So etwas erschüttert die SPD-Fraktion nicht in ihrer Treue zum Parteichef. Irritiert ist man eher vom Alleingang des Oberbürgermeisters.
Fraktionschef Stephan Färber weist auf die Vereinbarung hin, dass im Magistrat nichts ohne vorherige Absprache mit den Partnern entschieden werden solle: „Die Geschäftsführer-Frage darf nicht zu Verwerfungen in der Koalition führe. Unsere Fraktion steht geschlossen hinter Stephan Wildhirt“, lässt er sich als einzige Stellungnahme entlocken.
Auf eine geschlossene Gefolgschaft in der eigenen Fraktion kann sich OB Horst Schneider momentan nicht stützen. Zwar bekommt er Mehrheiten für seine Projekte, doch geben einige insgeheim zu, dass sie bei manchen Schneider-Vorstößen im stillen Kämmerlein mit dem Kopf schütteln. Öffentlich bloßstellen wollte bislang niemand die Galionsfigur, doch halten Sozialdemokraten ihren OB bisweilen für nicht offen für gute Ratschläge.
Als wolle der OB mit dem Kopf durch die Wand
Die Frage „Wildhirt oder Doppelspitze“ wird der Offenbacher SPD heiße Zeiten bescheren. Momentan deutet alles darauf hin, als wolle der OB mit dem Kopf durch die von der Fraktion aufgestellte Wand.
Da kollidieren auch gegensätzliche Vorstellungen von der künftigen Ausrichtung der einst von SPD-Oberbürgermeister Gerhard Grandke als reine Finanzholding ins Leben gerufenen SOH. Schneider möchte sie als eine Art verlängerten Arm des Magistrats, wenn es um die Planung und Erledigung von vielen Projekten geht.
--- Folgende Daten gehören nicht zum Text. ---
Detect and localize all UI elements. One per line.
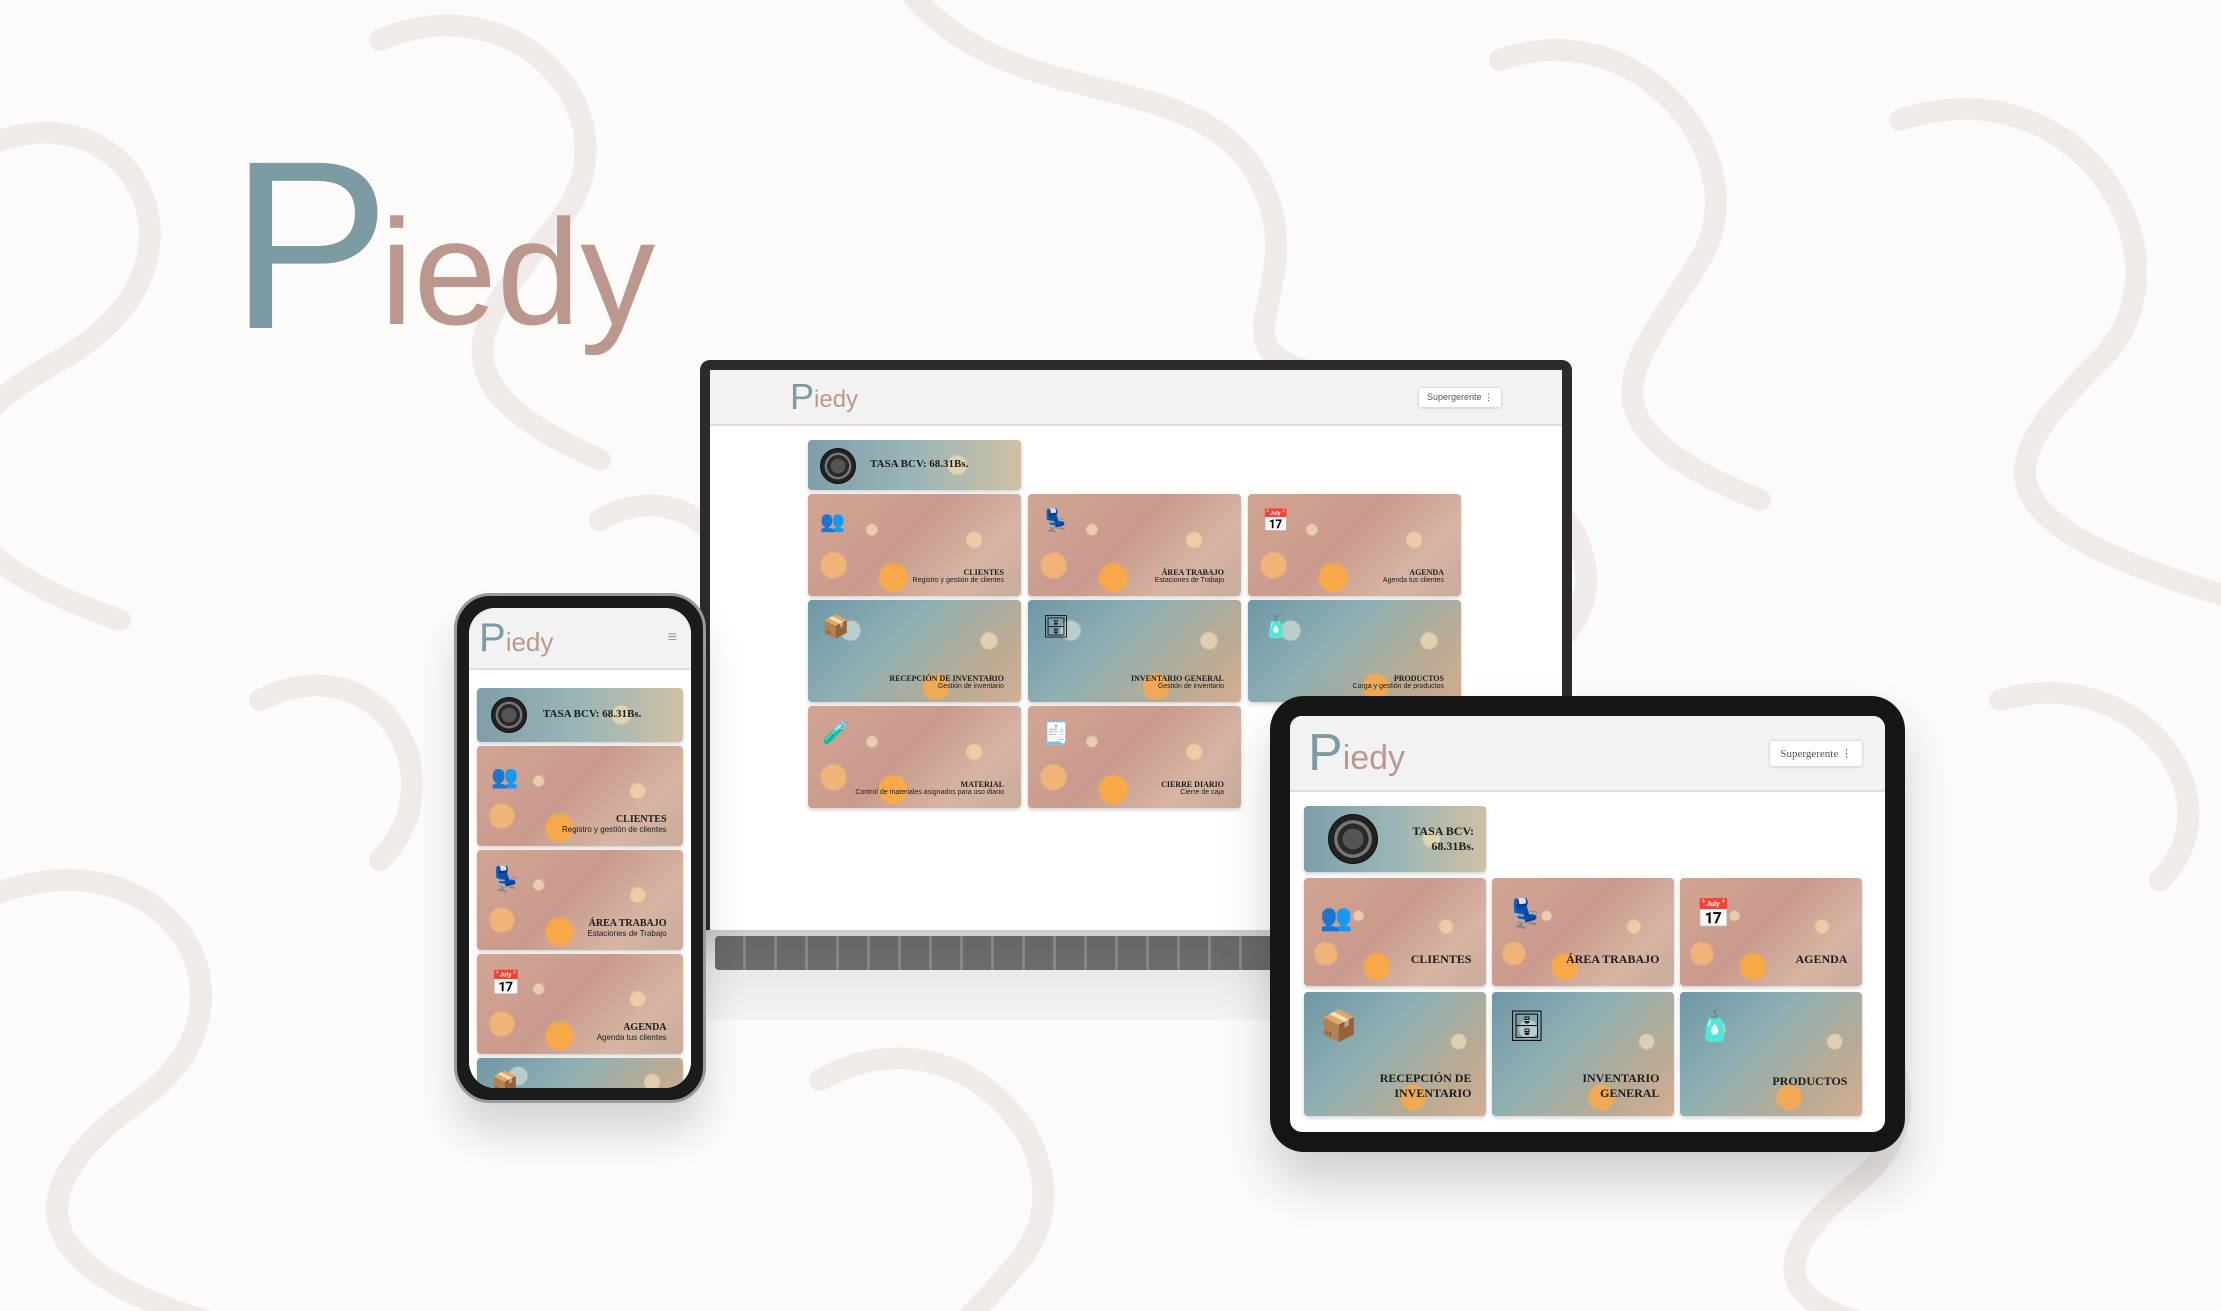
user-menu-button[interactable]: Supergerente ⋮ [1417, 386, 1502, 408]
tablet-header-logo[interactable]: P iedy [1308, 727, 1405, 779]
phone-workstation-icon: 💺 [491, 866, 521, 893]
tablet-bottles-icon: 🧴 [1696, 1010, 1734, 1043]
phone-exchange-rate-label: TASA BCV: 68.31Bs. [543, 708, 642, 720]
cash-register-icon: 🧾 [1042, 720, 1070, 745]
phone-calendar-icon: 📅 [491, 970, 521, 997]
tablet-shelves-icon: 🗄 [1508, 1010, 1547, 1043]
phone-app-header: P iedy ≡ [469, 608, 691, 670]
tablet-exchange-rate-card[interactable]: TASA BCV: 68.31Bs. [1304, 806, 1486, 872]
logo-letter-p: P [230, 111, 390, 379]
brand-logo: P iedy [230, 125, 690, 365]
tablet-module-card-productos[interactable]: 🧴 PRODUCTOS [1680, 992, 1862, 1116]
phone-exchange-rate-card[interactable]: TASA BCV: 68.31Bs. [477, 688, 683, 742]
tablet-clients-icon: 👥 [1320, 902, 1353, 932]
phone-module-card-clientes[interactable]: 👥 CLIENTES Registro y gestión de clientes [477, 746, 683, 846]
phone-frame: P iedy ≡ TASA BCV: 68.31Bs. 👥 CLIENTES Re… [454, 593, 706, 1103]
phone-bcv-seal-icon [491, 697, 527, 733]
tablet-user-menu-label: Supergerente [1780, 747, 1839, 760]
phone-clients-icon: 👥 [491, 764, 519, 789]
tablet-screen: P iedy Supergerente ⋮ TASA BCV: 68.31Bs.… [1290, 716, 1885, 1132]
bottles-icon: 🧴 [1262, 614, 1290, 639]
boxes-icon: 📦 [822, 614, 850, 639]
tablet-module-card-recepcion-inventario[interactable]: 📦 RECEPCIÓN DE INVENTARIO [1304, 992, 1486, 1116]
phone-module-card-area-trabajo[interactable]: 💺 ÁREA TRABAJO Estaciones de Trabajo [477, 850, 683, 950]
tablet-workstation-icon: 💺 [1508, 898, 1543, 929]
module-card-cierre-diario[interactable]: 🧾 CIERRE DIARIO Cierre de caja [1028, 706, 1241, 808]
logo-letters-iedy: iedy [380, 188, 656, 356]
module-card-clientes[interactable]: 👥 CLIENTES Registro y gestión de clientes [808, 494, 1021, 596]
exchange-rate-label: TASA BCV: 68.31Bs. [870, 458, 969, 470]
tablet-boxes-icon: 📦 [1320, 1010, 1358, 1043]
exchange-rate-card[interactable]: TASA BCV: 68.31Bs. [808, 440, 1021, 490]
module-card-material[interactable]: 🧪 MATERIAL Control de materiales asignado… [808, 706, 1021, 808]
calendar-icon: 📅 [1262, 508, 1290, 533]
app-header: P iedy Supergerente ⋮ [710, 370, 1562, 426]
phone-boxes-icon: 📦 [491, 1070, 519, 1089]
tablet-module-card-inventario-general[interactable]: 🗄 INVENTARIO GENERAL [1492, 992, 1674, 1116]
shelves-icon: 🗄 [1042, 614, 1070, 639]
tablet-frame: P iedy Supergerente ⋮ TASA BCV: 68.31Bs.… [1270, 696, 1905, 1152]
tablet-exchange-rate-label: TASA BCV: 68.31Bs. [1412, 824, 1474, 853]
header-logo[interactable]: P iedy [790, 379, 858, 415]
phone-module-card-recepcion-inventario[interactable]: 📦 [477, 1058, 683, 1088]
user-menu-label: Supergerente [1426, 391, 1482, 402]
tablet-bcv-seal-icon [1328, 814, 1378, 864]
tablet-calendar-icon: 📅 [1696, 898, 1731, 929]
tablet-module-card-clientes[interactable]: 👥 CLIENTES [1304, 878, 1486, 986]
hamburger-menu-icon[interactable]: ≡ [668, 629, 677, 647]
phone-module-card-agenda[interactable]: 📅 AGENDA Agenda tus clientes [477, 954, 683, 1054]
workstation-icon: 💺 [1042, 508, 1070, 533]
module-card-agenda[interactable]: 📅 AGENDA Agenda tus clientes [1248, 494, 1461, 596]
phone-screen: P iedy ≡ TASA BCV: 68.31Bs. 👥 CLIENTES Re… [469, 608, 691, 1088]
module-card-productos[interactable]: 🧴 PRODUCTOS Carga y gestión de productos [1248, 600, 1461, 702]
bcv-seal-icon [820, 448, 856, 484]
clients-icon: 👥 [820, 511, 845, 533]
tablet-app-header: P iedy Supergerente ⋮ [1290, 716, 1885, 792]
tablet-user-menu-button[interactable]: Supergerente ⋮ [1769, 739, 1863, 767]
kebab-menu-icon: ⋮ [1484, 391, 1493, 402]
tablet-kebab-menu-icon: ⋮ [1841, 747, 1852, 760]
tablet-module-card-area-trabajo[interactable]: 💺 ÁREA TRABAJO [1492, 878, 1674, 986]
module-card-inventario-general[interactable]: 🗄 INVENTARIO GENERAL Gestión de inventari… [1028, 600, 1241, 702]
module-card-area-trabajo[interactable]: 💺 ÁREA TRABAJO Estaciones de Trabajo [1028, 494, 1241, 596]
module-card-recepcion-inventario[interactable]: 📦 RECEPCIÓN DE INVENTARIO Gestión de inve… [808, 600, 1021, 702]
phone-header-logo[interactable]: P iedy [479, 618, 553, 658]
materials-icon: 🧪 [822, 720, 850, 745]
tablet-module-card-agenda[interactable]: 📅 AGENDA [1680, 878, 1862, 986]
In der SPD herrscht die Meinung vor, mit Stadionneubau, Sportzentrum Wiener Ring, Erasmusschule und der Hafenentwicklung sei die SOH schon mehr als ausgelastet.
Was der Konzern an der Spitze brauche, sei demnach auch kein Projektentwickler wie Dieter Lindauer, sondern einer, der wisse, wie man auf und mit politischen Ebenen agiere - Wildhirt eben. Und dem, so eine sozialdemokratische Kompromiss-Idee, könne ja der geschätzte Finanzverwalter Peter Walther an die Seite gestellt werden.
Dieser Vorschlag zielt in Richtung CDU. Die kann zwar nichts gegen die Koalitionsmehrheit - FDP und Grüne trügen Wildhirt wohl letztlich mit - ausrichten, wäre aber bei der Postenbesetzung gern mit im Boot gesehen.
Walther ist zwar der Unionsfavorit, jedoch wird sich die CDU keinesfalls auf den SPD-Parteivorsitzenden einlassen. So macht es wenigstens ihr Fraktionsvorsitzender Peter Freier deutlich: „Wir lehnen Stephan Wildhirt kategorisch ab, dafür gibt es keine sachliche und fachliche Notwendigkeit, das das wäre nur Versorgung. Die SOH-Geschäftsführung ist keine politische Tätigkeit. Wir unterstützen den Vorschlag des Oberbürgermeisters."